I’ll say more later about exactly what was going on. First, though, the elections.

… I spent most of the last week talking to “liberals” in Egypt — a catch-all term defined quite differently than in the West. It includes Communists of various sorts, socialists, social democrats, anarchists, and free-market liberals, most but not all secular, united by a commitment to democracy, divided by disparate beliefs in what it means — some wedded to the parliamentary process, some dreaming of direct self-governance. Few, though, had an apocalyptic sense about the Islamists’ victory. They talk about three key things. First, as democrats they can’t reject out of hand the outcome of a democratic election. Second, the parliament will have little power in a government still run by a military junta. And third, the junta remains the real enemy.

… But the revolution has failed to do justice to their dignity. The poor may be at the forefront of the battles, but the revolution’s leaders are overwhelmingly middle-class. The front lines of democracy and the front lines of class are not the same. And the bourgeois leaders have failed to reach across Egypt’s yawning class divide.

Some of the failure has been programmatic. Over the summer, as revolutionary groups struggled to agree on a list of demands, they found consensus on democracy and civil liberties easy — but their concession to addressing economic issues dwindled to an anodyne promise to raise the minimum wage. Strikers from factories to public services who had put their bodies and jobs on the line for Mubarak’s overthrow felt ignored.

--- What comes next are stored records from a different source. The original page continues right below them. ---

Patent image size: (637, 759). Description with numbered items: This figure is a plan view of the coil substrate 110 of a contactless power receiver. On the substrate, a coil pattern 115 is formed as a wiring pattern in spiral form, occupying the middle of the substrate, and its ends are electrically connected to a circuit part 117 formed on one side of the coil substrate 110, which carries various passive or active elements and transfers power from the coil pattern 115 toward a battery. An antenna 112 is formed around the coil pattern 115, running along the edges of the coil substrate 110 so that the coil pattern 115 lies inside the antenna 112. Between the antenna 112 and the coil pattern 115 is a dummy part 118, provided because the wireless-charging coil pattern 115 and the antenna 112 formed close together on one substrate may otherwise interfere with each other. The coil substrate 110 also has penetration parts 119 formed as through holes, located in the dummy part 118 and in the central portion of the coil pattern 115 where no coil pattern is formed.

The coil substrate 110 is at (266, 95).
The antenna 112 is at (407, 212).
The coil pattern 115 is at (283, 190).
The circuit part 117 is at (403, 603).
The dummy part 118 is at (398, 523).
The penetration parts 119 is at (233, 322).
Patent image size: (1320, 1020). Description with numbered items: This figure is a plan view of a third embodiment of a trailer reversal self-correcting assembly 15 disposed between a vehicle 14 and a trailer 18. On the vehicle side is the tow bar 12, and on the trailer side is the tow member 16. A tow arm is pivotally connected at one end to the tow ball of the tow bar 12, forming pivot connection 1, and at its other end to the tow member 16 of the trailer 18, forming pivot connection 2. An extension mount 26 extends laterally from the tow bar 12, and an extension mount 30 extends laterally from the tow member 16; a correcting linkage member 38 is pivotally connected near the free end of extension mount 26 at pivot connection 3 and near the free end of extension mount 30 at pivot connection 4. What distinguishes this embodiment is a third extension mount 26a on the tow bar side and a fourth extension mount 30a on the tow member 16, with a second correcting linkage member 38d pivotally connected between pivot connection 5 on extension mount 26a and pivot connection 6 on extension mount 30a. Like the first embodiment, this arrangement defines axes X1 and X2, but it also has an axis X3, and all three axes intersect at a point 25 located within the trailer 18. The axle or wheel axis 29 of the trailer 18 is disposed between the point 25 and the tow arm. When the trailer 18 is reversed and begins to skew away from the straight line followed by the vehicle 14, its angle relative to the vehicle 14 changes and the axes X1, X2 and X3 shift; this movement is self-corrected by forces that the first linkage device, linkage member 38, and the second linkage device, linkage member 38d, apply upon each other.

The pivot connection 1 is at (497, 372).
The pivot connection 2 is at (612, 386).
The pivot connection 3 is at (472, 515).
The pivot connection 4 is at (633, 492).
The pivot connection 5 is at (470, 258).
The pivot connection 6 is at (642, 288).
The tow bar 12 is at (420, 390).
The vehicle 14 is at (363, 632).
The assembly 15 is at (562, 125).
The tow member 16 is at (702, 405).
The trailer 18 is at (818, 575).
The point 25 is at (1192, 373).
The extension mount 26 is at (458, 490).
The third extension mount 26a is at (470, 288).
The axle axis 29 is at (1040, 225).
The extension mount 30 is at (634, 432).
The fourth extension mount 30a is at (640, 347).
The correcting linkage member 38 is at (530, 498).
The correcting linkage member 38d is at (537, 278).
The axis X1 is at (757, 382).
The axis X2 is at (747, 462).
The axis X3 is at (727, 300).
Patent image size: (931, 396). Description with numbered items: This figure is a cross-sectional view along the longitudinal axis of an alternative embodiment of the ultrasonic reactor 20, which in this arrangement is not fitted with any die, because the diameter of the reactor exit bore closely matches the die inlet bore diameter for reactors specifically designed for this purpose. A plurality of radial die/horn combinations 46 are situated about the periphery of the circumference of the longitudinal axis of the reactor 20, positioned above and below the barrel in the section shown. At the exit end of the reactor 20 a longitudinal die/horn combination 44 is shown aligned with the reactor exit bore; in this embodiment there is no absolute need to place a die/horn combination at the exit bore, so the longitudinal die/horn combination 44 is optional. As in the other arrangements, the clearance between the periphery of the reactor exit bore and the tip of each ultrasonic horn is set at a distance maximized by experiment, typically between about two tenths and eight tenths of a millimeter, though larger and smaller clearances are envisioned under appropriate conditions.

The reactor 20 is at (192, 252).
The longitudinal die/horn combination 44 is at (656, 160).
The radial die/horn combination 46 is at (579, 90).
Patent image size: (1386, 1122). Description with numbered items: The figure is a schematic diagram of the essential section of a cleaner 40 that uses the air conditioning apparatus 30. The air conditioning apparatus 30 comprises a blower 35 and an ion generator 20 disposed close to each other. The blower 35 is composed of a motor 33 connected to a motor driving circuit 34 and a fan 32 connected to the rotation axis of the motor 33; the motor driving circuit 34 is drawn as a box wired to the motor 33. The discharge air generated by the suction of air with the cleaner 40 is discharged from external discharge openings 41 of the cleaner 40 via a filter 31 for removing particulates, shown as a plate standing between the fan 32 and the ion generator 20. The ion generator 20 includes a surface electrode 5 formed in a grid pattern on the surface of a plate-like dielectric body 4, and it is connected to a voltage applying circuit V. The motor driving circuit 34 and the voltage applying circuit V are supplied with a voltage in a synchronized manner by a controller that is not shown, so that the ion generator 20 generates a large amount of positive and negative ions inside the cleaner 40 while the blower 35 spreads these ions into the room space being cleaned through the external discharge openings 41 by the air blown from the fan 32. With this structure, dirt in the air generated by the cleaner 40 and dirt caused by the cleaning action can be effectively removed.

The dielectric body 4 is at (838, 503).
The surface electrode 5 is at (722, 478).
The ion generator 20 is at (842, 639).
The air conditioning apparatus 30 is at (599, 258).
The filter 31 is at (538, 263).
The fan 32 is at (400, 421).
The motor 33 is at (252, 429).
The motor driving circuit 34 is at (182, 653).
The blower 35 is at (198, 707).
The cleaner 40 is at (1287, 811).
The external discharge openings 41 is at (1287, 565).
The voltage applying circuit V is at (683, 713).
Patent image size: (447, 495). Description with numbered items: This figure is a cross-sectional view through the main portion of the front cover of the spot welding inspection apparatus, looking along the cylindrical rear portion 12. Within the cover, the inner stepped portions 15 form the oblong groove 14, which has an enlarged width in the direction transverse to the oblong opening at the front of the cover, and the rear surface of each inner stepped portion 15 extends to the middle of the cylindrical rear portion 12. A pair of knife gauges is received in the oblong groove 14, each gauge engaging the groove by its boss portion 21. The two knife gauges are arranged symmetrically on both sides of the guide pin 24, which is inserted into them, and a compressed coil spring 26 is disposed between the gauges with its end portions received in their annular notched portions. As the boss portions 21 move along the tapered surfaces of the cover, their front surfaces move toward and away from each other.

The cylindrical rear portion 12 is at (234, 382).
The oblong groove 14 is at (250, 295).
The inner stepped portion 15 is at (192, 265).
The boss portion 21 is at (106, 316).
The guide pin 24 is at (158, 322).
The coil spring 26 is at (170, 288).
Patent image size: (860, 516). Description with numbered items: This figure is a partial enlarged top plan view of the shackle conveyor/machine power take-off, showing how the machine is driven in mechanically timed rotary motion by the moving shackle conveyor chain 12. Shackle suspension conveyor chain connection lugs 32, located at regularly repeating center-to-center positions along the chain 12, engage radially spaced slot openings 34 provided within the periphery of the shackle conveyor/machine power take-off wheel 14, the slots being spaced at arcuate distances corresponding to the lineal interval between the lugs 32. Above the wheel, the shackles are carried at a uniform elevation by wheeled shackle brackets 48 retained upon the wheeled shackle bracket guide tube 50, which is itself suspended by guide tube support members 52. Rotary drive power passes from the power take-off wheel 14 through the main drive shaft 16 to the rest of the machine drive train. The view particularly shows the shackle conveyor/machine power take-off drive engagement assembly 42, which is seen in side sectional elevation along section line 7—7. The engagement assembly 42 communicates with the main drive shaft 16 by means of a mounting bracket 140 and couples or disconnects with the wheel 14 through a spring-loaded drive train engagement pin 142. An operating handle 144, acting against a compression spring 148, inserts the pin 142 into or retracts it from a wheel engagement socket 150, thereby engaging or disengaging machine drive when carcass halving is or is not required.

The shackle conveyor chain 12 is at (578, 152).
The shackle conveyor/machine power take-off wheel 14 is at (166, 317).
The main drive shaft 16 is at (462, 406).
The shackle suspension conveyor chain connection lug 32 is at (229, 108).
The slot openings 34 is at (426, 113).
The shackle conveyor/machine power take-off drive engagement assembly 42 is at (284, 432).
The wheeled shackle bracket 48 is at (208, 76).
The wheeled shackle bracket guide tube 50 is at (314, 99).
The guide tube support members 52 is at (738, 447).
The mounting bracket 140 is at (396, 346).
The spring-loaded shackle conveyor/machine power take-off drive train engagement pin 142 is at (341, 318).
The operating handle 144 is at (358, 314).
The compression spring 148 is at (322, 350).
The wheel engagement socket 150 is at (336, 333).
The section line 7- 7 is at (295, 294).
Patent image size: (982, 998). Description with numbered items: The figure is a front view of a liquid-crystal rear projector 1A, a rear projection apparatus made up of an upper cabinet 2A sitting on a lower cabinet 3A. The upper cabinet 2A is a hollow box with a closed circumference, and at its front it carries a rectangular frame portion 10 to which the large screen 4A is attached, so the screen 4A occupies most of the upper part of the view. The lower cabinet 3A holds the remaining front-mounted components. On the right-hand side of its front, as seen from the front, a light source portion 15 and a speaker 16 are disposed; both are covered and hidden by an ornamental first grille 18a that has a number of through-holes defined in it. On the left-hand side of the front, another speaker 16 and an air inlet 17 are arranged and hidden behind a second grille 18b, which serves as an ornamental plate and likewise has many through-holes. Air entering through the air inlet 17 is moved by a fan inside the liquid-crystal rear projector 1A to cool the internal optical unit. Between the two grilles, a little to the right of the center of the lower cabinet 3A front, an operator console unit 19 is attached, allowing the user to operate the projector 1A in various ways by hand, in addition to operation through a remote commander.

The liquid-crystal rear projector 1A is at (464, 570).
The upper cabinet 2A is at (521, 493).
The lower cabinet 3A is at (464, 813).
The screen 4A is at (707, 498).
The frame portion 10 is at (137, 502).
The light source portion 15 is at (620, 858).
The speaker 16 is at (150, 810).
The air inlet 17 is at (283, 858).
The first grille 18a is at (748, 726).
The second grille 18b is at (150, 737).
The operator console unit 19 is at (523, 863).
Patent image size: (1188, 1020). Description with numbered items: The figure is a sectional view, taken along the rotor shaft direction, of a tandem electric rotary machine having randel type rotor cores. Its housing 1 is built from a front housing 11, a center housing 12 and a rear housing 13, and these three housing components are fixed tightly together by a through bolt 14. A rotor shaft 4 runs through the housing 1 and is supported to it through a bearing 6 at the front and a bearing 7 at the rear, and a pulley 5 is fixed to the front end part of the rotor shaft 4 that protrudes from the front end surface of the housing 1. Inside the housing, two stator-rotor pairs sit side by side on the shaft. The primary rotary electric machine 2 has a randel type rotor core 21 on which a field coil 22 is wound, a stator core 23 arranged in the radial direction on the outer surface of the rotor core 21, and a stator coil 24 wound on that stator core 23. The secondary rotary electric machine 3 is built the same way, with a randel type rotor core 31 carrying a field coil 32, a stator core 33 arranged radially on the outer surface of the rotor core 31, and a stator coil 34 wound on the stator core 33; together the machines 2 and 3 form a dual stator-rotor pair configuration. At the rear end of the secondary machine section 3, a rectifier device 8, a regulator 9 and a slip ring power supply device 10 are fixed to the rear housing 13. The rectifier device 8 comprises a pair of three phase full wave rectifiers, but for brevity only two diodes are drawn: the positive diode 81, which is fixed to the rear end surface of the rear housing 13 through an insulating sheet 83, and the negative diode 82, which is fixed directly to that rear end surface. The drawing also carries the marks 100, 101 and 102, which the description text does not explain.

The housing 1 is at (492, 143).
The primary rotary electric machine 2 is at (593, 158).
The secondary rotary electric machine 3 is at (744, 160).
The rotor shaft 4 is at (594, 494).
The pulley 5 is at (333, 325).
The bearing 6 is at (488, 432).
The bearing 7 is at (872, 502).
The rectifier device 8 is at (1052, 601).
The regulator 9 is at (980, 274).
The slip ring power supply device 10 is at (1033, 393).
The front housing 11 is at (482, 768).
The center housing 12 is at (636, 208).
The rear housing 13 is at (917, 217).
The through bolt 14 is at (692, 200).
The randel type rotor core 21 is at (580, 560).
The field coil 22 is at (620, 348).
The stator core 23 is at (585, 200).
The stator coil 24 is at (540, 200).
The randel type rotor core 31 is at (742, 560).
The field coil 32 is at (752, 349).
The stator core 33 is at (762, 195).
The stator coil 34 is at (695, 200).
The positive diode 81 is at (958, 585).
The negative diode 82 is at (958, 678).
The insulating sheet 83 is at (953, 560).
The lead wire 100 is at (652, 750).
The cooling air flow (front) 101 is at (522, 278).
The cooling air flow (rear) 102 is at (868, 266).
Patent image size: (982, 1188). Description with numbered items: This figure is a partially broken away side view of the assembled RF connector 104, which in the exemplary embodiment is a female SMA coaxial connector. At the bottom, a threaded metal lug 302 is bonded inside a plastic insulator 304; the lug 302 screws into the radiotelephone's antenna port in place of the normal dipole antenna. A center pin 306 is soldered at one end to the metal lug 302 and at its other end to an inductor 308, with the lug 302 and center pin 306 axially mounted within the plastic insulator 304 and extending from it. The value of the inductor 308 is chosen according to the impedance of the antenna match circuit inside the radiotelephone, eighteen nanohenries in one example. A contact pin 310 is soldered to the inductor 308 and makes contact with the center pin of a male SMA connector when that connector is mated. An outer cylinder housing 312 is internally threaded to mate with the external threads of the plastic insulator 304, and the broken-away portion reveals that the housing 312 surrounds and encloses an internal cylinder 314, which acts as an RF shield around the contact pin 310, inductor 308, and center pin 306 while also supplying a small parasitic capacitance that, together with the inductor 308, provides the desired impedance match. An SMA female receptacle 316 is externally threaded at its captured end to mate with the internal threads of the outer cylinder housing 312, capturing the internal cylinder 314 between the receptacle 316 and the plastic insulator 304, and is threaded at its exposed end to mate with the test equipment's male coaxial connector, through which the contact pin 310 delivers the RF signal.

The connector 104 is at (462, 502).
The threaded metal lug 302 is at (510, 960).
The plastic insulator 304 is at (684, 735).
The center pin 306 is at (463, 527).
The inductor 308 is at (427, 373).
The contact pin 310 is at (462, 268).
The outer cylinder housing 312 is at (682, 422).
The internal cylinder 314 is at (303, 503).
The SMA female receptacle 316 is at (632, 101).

But some of the failure was more physical. The revolutionaries failed to leave Tahrir, failed to go into the neighborhoods and towns and villages, to talk to workers and peasants, to organize. The Salafists, despite years underground, didn’t make that mistake. They spent the summer recruiting a third of a million active members for el-Nour. The revolutionaries waited for the masses to come to them. The result is written in the election returns. Even Zamalek, the liberal island of the haute-bourgeoisie in mid-Nile, went for the Brotherhood. The doormen and maids and porters who slave for the wealthy live in Zamalek too, shunted to cellars and rooftop shacks — but they emerged, and they voted for the FJP.

The encampment in Tahrir is an ideal and almost a fetish for many leftist Egyptians. You can see why if you’ve been there: it’s an Arab Woodstock and Brook Farm, an alternative space to a corrupt society and state, a place where diverse identities can meet and share, where unities grow out of differences and one can imagine a new way of life, a new world. It’s beautiful. But too much time, many feel, was wasted this summer and fall defending Tahrir against the military, and too little speaking to the rest of society. An alternative community may represent the dream of comprehensive change, but does little to realize it. The hard work of talking across class boundaries and building solidarities to encompass the rest of Egypt fell by the wayside.

There’s still time to recuperate the revolution. But it will take hard work. It will take dialogue. It will take renewed respect for the multiple meanings of dignity.